During the wizard you select the host groups for which the load balancer is available, specify the load balancer model, specify the address and port used to manage the load balancer, specify affinity to VMM logical network, select the configuration provider, and test the connection. You’ll need to configure the hardware load balancer before you deploy a service. After the service is deployed a load balancer can’t be added.

  1. Click Fabric > Networking > Load Balancers > Fabric Resources > Home > Add > Add Resources > Load Balancer.
  2. In Add Load Balancer Wizard > Credentials, select the Run As account with the load balancer credentials.
  3. In Host Group select each host group where the service will be deployed. Hosts should be able to access the load balancer. In addition, a physical network adapter on the host should be configured to use the same logical network as the service tier.
  4. In Manufacturer and Model select the appropriate entries.
  5. In Address specify the IP address and FQDN or NetBIOS names of the load balancer. Specify the port on which the load balancer listens for requests.
  1. InLogical Network Affinity specify the affinity to logical networks. Note that:
    • For frontend affinity you’ll select the logical network from which the load balancer obtains its VIP. The VIP is the IP address that’s assigned to the load balancer when you deploy it in a service template.
    • For frontend affinity, based on the logical networks VMM determines the static IP address pools that are accessible from both the load balancer and from the relevant host group
    • When selecting logical networks for frontend affinity the associated network site with the reserved VIP address range should be available to the host groups associated with the load balancer.
    • For backend affinity you’ll select the logical networks to which you want to make the load balancer available for connections from the VMs in a service tier.
  1. InProvider click the load balancer provider. Click Test to check the configuration.
  1. In Summary verify the settings and click Finish. The Job dialog box appears. Wait for a Completed status and check in the Provider column that the provider is active.

Set up NLB

NLB is automatically included as a load balancer in VMM. As long as you’ve set up an NLB VIP template no other action is required, but note that:

  • NLB can’t be used if VM networks are configured with network virtualization.
  • NLB can’t be used in service tiers running Linux VMs.

Enable load balancing

  1. If the service template isn’t open click Library > Templates > Service Templates and open it.
  2. Click Actions > Open Designer.
  3. In the Service Template Designer click the Service Template Components group > Add Load Balancer.
  4. Click the load balancer object. You’ll identify it with the VIP template name.
  5. Click Tool > Connector. Click the Server connection associated with template and then click a NIC object to connect the load balancer to the adapter. In the NIC properties check the address types and that the MAC address is static.
  6. With the Connector enabled click the Client connection associated with the load balance and then click a logical network object.
  7. Save the service template in Service Template > Save and Validate.

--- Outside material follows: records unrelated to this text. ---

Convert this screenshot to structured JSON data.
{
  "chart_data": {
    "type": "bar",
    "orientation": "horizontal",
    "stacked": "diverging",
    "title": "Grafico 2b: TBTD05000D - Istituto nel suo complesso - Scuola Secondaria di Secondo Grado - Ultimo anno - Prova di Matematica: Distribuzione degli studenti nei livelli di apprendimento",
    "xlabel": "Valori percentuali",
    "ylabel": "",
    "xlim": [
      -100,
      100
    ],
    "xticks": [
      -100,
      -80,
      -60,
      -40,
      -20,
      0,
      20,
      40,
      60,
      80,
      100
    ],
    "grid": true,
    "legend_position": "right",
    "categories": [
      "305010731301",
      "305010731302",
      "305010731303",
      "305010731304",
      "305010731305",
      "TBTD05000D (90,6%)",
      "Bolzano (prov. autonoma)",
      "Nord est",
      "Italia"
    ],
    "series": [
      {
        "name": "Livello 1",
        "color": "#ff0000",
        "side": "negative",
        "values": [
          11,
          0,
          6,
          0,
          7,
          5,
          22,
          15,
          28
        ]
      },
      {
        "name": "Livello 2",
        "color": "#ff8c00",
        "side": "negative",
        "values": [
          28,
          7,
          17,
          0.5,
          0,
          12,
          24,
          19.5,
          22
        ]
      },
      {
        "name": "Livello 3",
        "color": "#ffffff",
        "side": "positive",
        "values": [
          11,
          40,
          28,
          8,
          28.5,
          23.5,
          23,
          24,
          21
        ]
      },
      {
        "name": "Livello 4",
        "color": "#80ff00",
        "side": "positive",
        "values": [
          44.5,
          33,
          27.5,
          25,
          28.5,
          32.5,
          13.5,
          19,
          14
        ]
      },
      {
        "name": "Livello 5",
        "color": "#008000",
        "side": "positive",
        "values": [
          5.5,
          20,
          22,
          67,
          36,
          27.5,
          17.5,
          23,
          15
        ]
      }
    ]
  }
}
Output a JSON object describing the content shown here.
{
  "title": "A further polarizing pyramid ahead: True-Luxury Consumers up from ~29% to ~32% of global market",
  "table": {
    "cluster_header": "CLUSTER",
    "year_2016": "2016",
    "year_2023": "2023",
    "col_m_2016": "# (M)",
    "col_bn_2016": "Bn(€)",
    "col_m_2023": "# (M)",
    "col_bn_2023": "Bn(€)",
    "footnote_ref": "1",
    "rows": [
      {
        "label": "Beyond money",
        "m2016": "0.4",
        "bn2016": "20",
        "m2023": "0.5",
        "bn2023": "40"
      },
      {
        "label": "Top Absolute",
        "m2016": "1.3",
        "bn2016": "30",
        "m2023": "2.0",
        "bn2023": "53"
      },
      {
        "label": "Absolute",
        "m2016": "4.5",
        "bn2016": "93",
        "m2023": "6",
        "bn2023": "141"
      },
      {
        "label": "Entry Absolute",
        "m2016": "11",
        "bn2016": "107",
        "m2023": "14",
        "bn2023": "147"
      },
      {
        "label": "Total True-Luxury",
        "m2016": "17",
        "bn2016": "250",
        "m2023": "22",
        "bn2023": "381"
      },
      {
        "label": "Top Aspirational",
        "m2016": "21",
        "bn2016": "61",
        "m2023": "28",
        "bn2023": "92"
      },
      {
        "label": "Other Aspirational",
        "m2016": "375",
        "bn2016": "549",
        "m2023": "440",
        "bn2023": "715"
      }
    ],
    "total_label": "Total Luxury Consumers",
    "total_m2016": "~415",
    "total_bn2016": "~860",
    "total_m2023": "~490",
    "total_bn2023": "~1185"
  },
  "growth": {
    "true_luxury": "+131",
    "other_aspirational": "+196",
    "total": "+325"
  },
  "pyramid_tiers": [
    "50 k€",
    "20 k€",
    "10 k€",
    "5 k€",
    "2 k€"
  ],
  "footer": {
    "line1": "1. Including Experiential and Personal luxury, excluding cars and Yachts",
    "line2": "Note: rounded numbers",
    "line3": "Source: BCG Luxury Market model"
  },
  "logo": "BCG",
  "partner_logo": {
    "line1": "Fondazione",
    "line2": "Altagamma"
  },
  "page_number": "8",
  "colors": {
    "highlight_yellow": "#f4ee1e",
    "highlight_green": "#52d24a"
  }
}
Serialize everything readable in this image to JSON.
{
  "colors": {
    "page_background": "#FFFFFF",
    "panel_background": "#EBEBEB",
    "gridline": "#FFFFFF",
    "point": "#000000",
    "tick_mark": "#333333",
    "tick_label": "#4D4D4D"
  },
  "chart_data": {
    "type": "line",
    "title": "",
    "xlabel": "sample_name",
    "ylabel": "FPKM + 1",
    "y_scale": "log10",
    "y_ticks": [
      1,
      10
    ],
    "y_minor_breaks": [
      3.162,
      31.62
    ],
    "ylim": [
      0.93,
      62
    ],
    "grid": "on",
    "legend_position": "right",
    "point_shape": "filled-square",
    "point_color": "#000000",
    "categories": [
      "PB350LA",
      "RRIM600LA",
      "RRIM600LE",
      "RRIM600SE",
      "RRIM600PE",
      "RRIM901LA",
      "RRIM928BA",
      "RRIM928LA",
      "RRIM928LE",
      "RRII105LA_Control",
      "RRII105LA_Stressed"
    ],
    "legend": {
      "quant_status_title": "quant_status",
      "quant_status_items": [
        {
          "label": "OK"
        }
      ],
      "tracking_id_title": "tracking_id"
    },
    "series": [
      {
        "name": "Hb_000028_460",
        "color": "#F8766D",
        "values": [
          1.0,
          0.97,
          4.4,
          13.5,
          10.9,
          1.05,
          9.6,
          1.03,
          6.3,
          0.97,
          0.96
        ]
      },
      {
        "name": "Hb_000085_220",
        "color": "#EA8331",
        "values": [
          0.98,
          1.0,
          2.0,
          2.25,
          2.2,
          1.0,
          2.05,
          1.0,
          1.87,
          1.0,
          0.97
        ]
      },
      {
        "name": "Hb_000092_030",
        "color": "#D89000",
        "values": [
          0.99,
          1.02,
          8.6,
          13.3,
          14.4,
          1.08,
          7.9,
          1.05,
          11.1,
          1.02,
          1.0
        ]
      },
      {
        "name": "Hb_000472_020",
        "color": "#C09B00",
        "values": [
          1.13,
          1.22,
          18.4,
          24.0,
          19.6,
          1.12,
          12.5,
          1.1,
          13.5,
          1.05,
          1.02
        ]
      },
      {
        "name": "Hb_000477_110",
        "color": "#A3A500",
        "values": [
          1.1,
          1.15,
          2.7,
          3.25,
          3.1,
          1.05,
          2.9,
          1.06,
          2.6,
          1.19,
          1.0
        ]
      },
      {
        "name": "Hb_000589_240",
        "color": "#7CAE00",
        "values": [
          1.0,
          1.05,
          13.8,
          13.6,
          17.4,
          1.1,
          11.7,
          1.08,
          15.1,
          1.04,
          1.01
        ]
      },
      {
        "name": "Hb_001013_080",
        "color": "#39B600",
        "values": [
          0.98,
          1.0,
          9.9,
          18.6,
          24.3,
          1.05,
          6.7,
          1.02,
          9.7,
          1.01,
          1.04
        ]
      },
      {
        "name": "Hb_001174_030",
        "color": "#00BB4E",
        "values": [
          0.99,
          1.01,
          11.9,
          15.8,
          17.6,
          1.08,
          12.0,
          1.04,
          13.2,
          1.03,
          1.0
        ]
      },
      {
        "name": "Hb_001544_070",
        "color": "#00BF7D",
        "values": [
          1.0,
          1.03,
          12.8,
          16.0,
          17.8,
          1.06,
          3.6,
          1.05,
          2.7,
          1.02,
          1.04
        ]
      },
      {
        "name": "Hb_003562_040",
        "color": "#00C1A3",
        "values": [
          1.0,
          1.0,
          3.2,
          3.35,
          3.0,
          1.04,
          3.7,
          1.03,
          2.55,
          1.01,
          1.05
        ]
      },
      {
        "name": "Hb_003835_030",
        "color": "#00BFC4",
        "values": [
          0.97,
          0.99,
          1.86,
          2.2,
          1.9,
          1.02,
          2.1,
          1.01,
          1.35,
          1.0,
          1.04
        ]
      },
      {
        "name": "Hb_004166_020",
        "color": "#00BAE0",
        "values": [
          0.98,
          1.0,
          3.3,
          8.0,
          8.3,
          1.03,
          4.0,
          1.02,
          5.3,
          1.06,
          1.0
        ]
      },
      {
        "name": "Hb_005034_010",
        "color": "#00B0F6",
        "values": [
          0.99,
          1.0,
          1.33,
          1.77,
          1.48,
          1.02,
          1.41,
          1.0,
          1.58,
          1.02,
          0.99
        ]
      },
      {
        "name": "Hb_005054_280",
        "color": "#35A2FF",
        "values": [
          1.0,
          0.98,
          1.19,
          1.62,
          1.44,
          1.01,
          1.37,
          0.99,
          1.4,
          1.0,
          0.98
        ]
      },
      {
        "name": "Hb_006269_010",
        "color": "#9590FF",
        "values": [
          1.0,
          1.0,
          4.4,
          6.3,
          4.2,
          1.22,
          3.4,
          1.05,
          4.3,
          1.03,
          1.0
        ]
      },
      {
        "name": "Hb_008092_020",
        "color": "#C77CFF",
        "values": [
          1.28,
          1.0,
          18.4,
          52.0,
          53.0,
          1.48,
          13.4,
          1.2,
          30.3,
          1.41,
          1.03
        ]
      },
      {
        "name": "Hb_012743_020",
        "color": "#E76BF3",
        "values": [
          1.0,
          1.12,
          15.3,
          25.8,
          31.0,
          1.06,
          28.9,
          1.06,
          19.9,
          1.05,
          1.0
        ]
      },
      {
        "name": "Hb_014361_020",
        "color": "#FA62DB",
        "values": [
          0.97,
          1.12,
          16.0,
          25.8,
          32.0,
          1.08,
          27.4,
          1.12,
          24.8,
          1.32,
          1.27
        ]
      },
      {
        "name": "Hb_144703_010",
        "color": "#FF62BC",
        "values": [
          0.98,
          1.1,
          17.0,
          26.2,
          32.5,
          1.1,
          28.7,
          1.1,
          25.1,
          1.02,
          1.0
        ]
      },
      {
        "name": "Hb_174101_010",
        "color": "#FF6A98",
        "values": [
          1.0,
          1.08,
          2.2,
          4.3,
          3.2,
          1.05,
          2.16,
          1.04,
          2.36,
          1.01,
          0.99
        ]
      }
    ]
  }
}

Set up the hardware VIP for user access

When the service is deployed, VMM automatically selects a VIP from the reserved range in the static IP address pool, and assigns it to the load-balanced service tier. To enable users to connect to the service, after the service is deployed you need to determine the VIP and configure a DNS entry for it.

  1. After the service is deployed click Fabric > Networking > Load Balancers.
  2. Click Show > Service > Load Balancer Information for Services and expand the service to see which VIP is assigned.
  3. Request that the DNS administrator manually create a DNS entry for the VIP. The entry should be the name that users will specify to connect to the service. For example servicename.contosol.com.